Our top 2 nursing concerns would have been pain and safety - safety and pain.

Thank you for your input. It's possible that they were still coming up with his treatment plan. I'm not sure that he will last that long, but I hope they have come up with a solution by now.

Specializes in Mental Health, Gerontology, Palliative.

First of all, going on those things alone you have suggested I would be seeking to get him on some regular analgesia. If taking oral meds is a problem something like a topical pain patch perhaps. I would also be advocating for something to deal with the anxiety and agitation.

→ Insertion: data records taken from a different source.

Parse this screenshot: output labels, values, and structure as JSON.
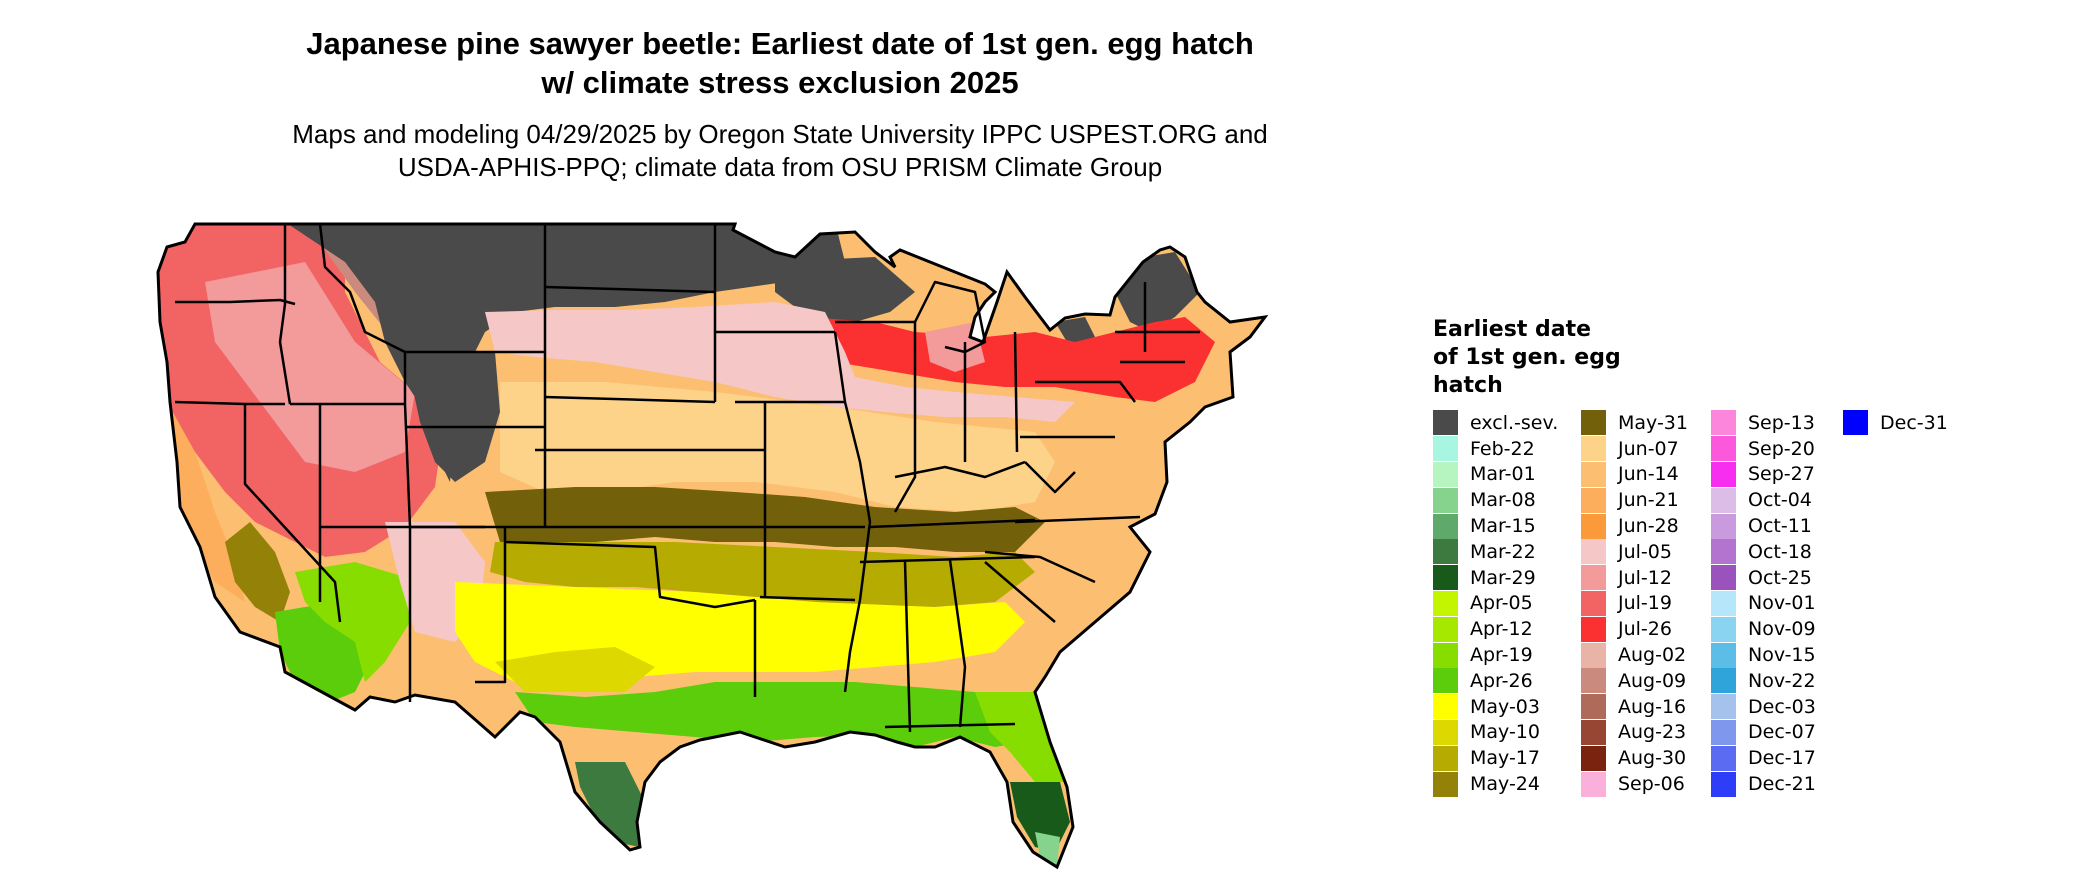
{
  "header": {
    "title_line1": "Japanese pine sawyer beetle: Earliest date of 1st gen. egg hatch",
    "title_line2": "w/ climate stress exclusion 2025",
    "subtitle_line1": "Maps and modeling 04/29/2025 by Oregon State University IPPC USPEST.ORG and",
    "subtitle_line2": "USDA-APHIS-PPQ; climate data from OSU PRISM Climate Group"
  },
  "legend": {
    "title_line1": "Earliest date",
    "title_line2": "of 1st gen. egg",
    "title_line3": "hatch",
    "items": [
      {
        "label": "excl.-sev.",
        "color": "#4a4a4a"
      },
      {
        "label": "Feb-22",
        "color": "#a8f5e2"
      },
      {
        "label": "Mar-01",
        "color": "#b7f5c0"
      },
      {
        "label": "Mar-08",
        "color": "#86d38e"
      },
      {
        "label": "Mar-15",
        "color": "#5fa96a"
      },
      {
        "label": "Mar-22",
        "color": "#3c7a3f"
      },
      {
        "label": "Mar-29",
        "color": "#175a19"
      },
      {
        "label": "Apr-05",
        "color": "#c4f500"
      },
      {
        "label": "Apr-12",
        "color": "#a6e800"
      },
      {
        "label": "Apr-19",
        "color": "#88dd00"
      },
      {
        "label": "Apr-26",
        "color": "#5ccd0a"
      },
      {
        "label": "May-03",
        "color": "#ffff00"
      },
      {
        "label": "May-10",
        "color": "#dcd800"
      },
      {
        "label": "May-17",
        "color": "#b6ab00"
      },
      {
        "label": "May-24",
        "color": "#948108"
      },
      {
        "label": "May-31",
        "color": "#72600a"
      },
      {
        "label": "Jun-07",
        "color": "#fdd38a"
      },
      {
        "label": "Jun-14",
        "color": "#fcbf72"
      },
      {
        "label": "Jun-21",
        "color": "#fcae5c"
      },
      {
        "label": "Jun-28",
        "color": "#fb9a3a"
      },
      {
        "label": "Jul-05",
        "color": "#f6c7c7"
      },
      {
        "label": "Jul-12",
        "color": "#f39a9a"
      },
      {
        "label": "Jul-19",
        "color": "#f26464"
      },
      {
        "label": "Jul-26",
        "color": "#fb3030"
      },
      {
        "label": "Aug-02",
        "color": "#e9b3a8"
      },
      {
        "label": "Aug-09",
        "color": "#ca8b7e"
      },
      {
        "label": "Aug-16",
        "color": "#b06a5a"
      },
      {
        "label": "Aug-23",
        "color": "#974634"
      },
      {
        "label": "Aug-30",
        "color": "#7a2410"
      },
      {
        "label": "Sep-06",
        "color": "#fbb0dc"
      },
      {
        "label": "Sep-13",
        "color": "#fc86db"
      },
      {
        "label": "Sep-20",
        "color": "#fc58dc"
      },
      {
        "label": "Sep-27",
        "color": "#f72ef0"
      },
      {
        "label": "Oct-04",
        "color": "#dcbde8"
      },
      {
        "label": "Oct-11",
        "color": "#c99add"
      },
      {
        "label": "Oct-18",
        "color": "#b274ce"
      },
      {
        "label": "Oct-25",
        "color": "#9a52bd"
      },
      {
        "label": "Nov-01",
        "color": "#b5e6f9"
      },
      {
        "label": "Nov-09",
        "color": "#8ad3f1"
      },
      {
        "label": "Nov-15",
        "color": "#5cbde6"
      },
      {
        "label": "Nov-22",
        "color": "#2ea4da"
      },
      {
        "label": "Dec-03",
        "color": "#a4c2ec"
      },
      {
        "label": "Dec-07",
        "color": "#7f97ec"
      },
      {
        "label": "Dec-17",
        "color": "#5b6cf2"
      },
      {
        "label": "Dec-21",
        "color": "#2e3df8"
      },
      {
        "label": "Dec-31",
        "color": "#0000ff"
      }
    ]
  },
  "map_colors": {
    "excluded": "#4a4a4a",
    "red_bright": "#fb3030",
    "red_mid": "#f26464",
    "pink": "#f39a9a",
    "pink_light": "#f6c7c7",
    "brown_light": "#ca8b7e",
    "orange_light": "#fdd38a",
    "orange": "#fcbf72",
    "orange_deep": "#fcae5c",
    "olive_dark": "#72600a",
    "olive": "#948108",
    "olive_light": "#b6ab00",
    "yellow_dark": "#dcd800",
    "yellow": "#ffff00",
    "green_lime": "#88dd00",
    "green_lime2": "#5ccd0a",
    "green_dark": "#3c7a3f",
    "green_deeper": "#175a19",
    "mint": "#86d38e",
    "state_border": "#000000"
  }
}
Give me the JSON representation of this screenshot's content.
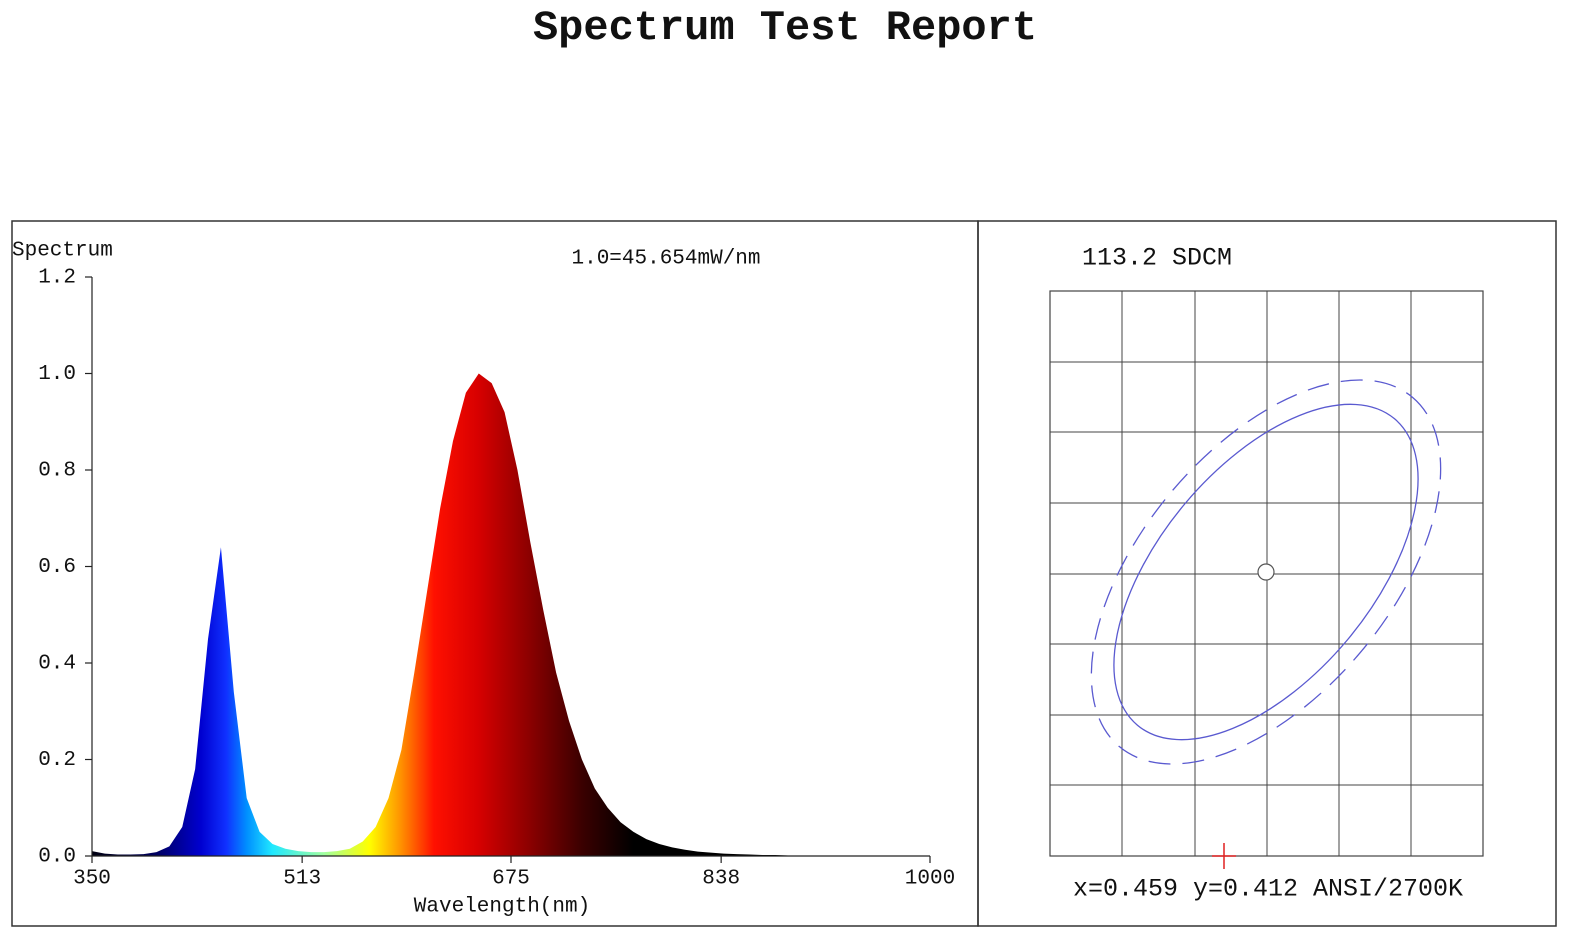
{
  "title": "Spectrum Test Report",
  "chart_data": {
    "type": "area",
    "ylabel": "Spectrum",
    "annotation": "1.0=45.654mW/nm",
    "xlabel": "Wavelength(nm)",
    "x": [
      350,
      360,
      370,
      380,
      390,
      400,
      410,
      420,
      430,
      440,
      450,
      460,
      470,
      480,
      490,
      500,
      510,
      520,
      530,
      540,
      550,
      560,
      570,
      580,
      590,
      600,
      610,
      620,
      630,
      640,
      650,
      660,
      670,
      680,
      690,
      700,
      710,
      720,
      730,
      740,
      750,
      760,
      770,
      780,
      790,
      800,
      810,
      820,
      830,
      840,
      850,
      860,
      870,
      880,
      890,
      900,
      910,
      920,
      930,
      940,
      950,
      960,
      970,
      980,
      990,
      1000
    ],
    "values": [
      0.01,
      0.005,
      0.003,
      0.003,
      0.004,
      0.008,
      0.02,
      0.06,
      0.18,
      0.45,
      0.64,
      0.34,
      0.12,
      0.05,
      0.025,
      0.015,
      0.01,
      0.008,
      0.008,
      0.01,
      0.015,
      0.03,
      0.06,
      0.12,
      0.22,
      0.38,
      0.55,
      0.72,
      0.86,
      0.96,
      1.0,
      0.98,
      0.92,
      0.8,
      0.65,
      0.51,
      0.38,
      0.28,
      0.2,
      0.14,
      0.1,
      0.07,
      0.05,
      0.035,
      0.025,
      0.018,
      0.013,
      0.009,
      0.007,
      0.005,
      0.004,
      0.003,
      0.002,
      0.002,
      0.001,
      0.001,
      0.001,
      0,
      0,
      0,
      0,
      0,
      0,
      0,
      0,
      0
    ],
    "xlim": [
      350,
      1000
    ],
    "xticks": [
      350,
      513,
      675,
      838,
      1000
    ],
    "ylim": [
      0,
      1.2
    ],
    "yticks": [
      {
        "value": 0,
        "label": "0.0"
      },
      0.2,
      0.4,
      0.6,
      0.8,
      {
        "value": 1,
        "label": "1.0"
      },
      1.2
    ]
  },
  "chromaticity": {
    "title": "113.2 SDCM",
    "caption": "x=0.459 y=0.412 ANSI/2700K"
  }
}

I work in a secure dementia facility.

I will happily medicate when its due. One of the concerns I have with this specific patient group is that it could be easy to get into the trap of over medicating and using medication as a form of chemical restraint which our facility does not allow. Also, its sometimes if someone is verbally and physically agitated, and unable to state whats going on for them, it can become a guessing game of whether they are agitated because of whats going on in their head or are they agitated because they are in pain? which is why ongoing assessment of their condition following administration of any medication is so important

I've also noticed among some nurses that there is a tendency to accept noise/agitation with dementia patients as 'just of their dementia". As nurses we have an obligation to advocate for all our patients, IMO we have a special responsibility to ensure that those who dont have a voice still get their needs met.

I absolutely agree that nurses need to assess for pain and advocate for these pts. I find that in many cases like the one in the OP, where the family either provides or is involved in care, that families can be resistant. They may have seen these behaviors develop so gradually that they just accept it as "the way he is." Same with the physical issues, they likely came on gradually and when they started it is possible the pt could speak and denied pain, thus the family really doesn't see what you do.

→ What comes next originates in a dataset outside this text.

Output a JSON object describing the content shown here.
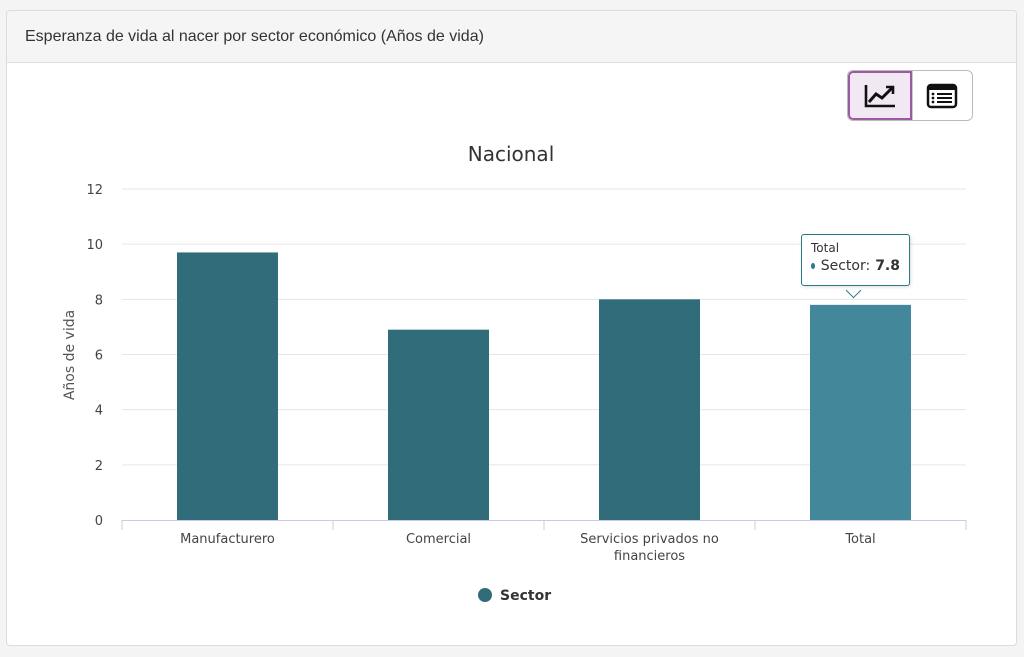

Also, some people, particularly older people like this pts wife, have been told by family or even by docs or nurses that "they start the morphine and then you die" or "that will cause constipation/ stop his breathing/ cause addiction" or "he shouldn't take them because he has xyz and opioids are known to cause complications" (and if you consult Dr google about any narcotic and many chronic conditions you will find warnings "do not use of any history of breathing problems like asthma or copd" or "people with this condition should not take opiates").

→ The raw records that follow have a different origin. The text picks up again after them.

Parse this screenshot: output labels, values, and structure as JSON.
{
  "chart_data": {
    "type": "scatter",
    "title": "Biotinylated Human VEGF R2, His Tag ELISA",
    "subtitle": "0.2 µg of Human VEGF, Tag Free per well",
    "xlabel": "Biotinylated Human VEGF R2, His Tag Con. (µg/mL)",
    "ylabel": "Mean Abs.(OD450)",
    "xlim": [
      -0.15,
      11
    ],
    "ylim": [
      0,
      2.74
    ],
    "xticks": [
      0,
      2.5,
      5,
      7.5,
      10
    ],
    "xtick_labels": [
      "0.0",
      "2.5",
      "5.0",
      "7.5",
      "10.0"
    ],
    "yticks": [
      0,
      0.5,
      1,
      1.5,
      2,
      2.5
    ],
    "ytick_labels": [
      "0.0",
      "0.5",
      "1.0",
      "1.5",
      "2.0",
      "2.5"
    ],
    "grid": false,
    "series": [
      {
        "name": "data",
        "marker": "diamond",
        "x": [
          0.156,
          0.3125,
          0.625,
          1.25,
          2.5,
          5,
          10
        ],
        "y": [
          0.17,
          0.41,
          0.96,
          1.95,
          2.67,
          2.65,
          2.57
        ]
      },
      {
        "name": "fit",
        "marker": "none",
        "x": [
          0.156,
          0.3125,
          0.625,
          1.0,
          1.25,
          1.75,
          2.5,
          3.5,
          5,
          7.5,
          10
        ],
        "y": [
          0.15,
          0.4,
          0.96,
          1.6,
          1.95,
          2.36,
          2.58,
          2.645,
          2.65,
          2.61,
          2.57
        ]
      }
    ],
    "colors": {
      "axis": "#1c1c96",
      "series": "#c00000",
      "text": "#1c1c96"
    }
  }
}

It can be very difficult to convince someone to put these beliefs aside for their loved one. Many times it is a gradual process of long term education and slowly changing the med regimen. Absolutely agree hospice if this pt is terminal or home health if not could be helpful in this process. If the family notices that suddenly Dad is much more quiet while in the hospital you may see this as comfort but they may see it as killing him or sedating him for staff convenience as they are used to his baseline behaviors.